Un autre élément de preuve susceptible d’être assimilé à une forme de contrôle consiste en le contrat intervenu entre les parties et produit sous la cote A-1. Au paragraphe 2 de ce document, on énumère dix fonctions. Bien souvent, lorsqu’une liste d’exigences a été consignée par écrit, cela peut inciter le tribunal à conclure à l’existence d’un droit de contrôle. De fait, il ressort sans équivoque de la jurisprudence qu’il faut établir une distinction entre le contrôle exercé sur un travailleur au moyen de la surveillance du résultat de son travail, mesure qui n’a aucune incidence sur la situation d’employé ou d’entrepreneur indépendant du travailleur, et d’autres formes de contrôle.

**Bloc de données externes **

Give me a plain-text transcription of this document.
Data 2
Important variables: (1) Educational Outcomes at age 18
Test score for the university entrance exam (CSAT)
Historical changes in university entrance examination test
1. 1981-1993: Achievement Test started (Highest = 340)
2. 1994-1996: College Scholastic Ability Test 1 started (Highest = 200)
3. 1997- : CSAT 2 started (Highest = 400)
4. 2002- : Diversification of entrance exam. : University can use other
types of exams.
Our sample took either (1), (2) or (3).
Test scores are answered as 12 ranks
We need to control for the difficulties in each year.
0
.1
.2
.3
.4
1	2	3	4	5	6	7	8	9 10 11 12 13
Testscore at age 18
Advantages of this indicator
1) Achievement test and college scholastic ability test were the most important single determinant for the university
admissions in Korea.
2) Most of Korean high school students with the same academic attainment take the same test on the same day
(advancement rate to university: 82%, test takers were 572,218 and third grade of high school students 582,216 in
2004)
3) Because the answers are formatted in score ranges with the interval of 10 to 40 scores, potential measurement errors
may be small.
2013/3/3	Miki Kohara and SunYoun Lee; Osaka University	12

L’expression employée dans la jurisprudence est la suivante : « Le contrôle du résultat des travaux ne doit pas être confondu avec le contrôle de l’ouvrier. » Ce passage figure au paragraphe 10 de l’arrêt Vulcain Alarme, dans lequel on renvoie à l’arrêt Charbonneau c. Le ministre du Revenu national, [1996] A.C.F. no 1337, au paragraphe 2. Dans l’éventualité où j’aurais omis de donner la référence plus haut, l’arrêt Vulcain Alarme a été rendu par la Cour d’appel fédérale et est publié à [1999] A.C.F. no 749.

J’ai conclu, et j’ai accepté le témoignage de M. Florence sur ce point, que ces dix fonctions avaient pour objet de faire en sorte que M. Hunter offre son temps en contrepartie d’une somme garantie de 7 000 $ par mois.


On a également laissé entendre que M. Hunter devait être présent à certaines réunions, ce qui s’apparente à un élément de contrôle. Mais M. Florence a répondu ce qui suit à cet égard : [TRADUCTION] « Bien sûr, je devais rencontrer M. Hunter pour lui dire ce que je voulais qu’il fasse, comme je l’aurais fait avec un entrepreneur indépendant. »

Cet élément de preuve est étayé par le témoignage très franc de M. Hunter qui, s’adressant à M. Florence, a déclaré : [TRADUCTION] « Vous ne pouviez intervenir dans la majorité de mes projets. » À mon avis, ce témoignage permet de répondre aux hypothèses 7i) et 7j) formulées dans la réponse du ministre à l’avis d’appel, soit celle où on invoque que le travailleur devait rendre compte au président de l’appelante au moins une fois par semaine et, j), celle où on allègue que le travailleur était supervisé par Edward Florence. Je reviendrai toutefois sur cette question lorsque j’examinerai l’obligation qui incombe à l’appelante de réfuter les hypothèses énoncées dans la réponse du ministre à l’avis d’appel.


Le contrat, au paragraphe 7b)(ii), mentionne également le fait que M. Hunter doit se conformer aux instructions raisonnables que lui donne le président d’Avenza, et que M. Hunter est tenu de fournir ses services en personne. Cela est important parce que la nécessité de rendre les services en personne dénote habituellement que le travailleur est un employé par opposition, disons, à un électricien dont on ne s’attend pas à ce qu’il fournisse ses services en personne et qui peut envoyer à sa place un employé ou un sous‑traitant dont il a retenu les services.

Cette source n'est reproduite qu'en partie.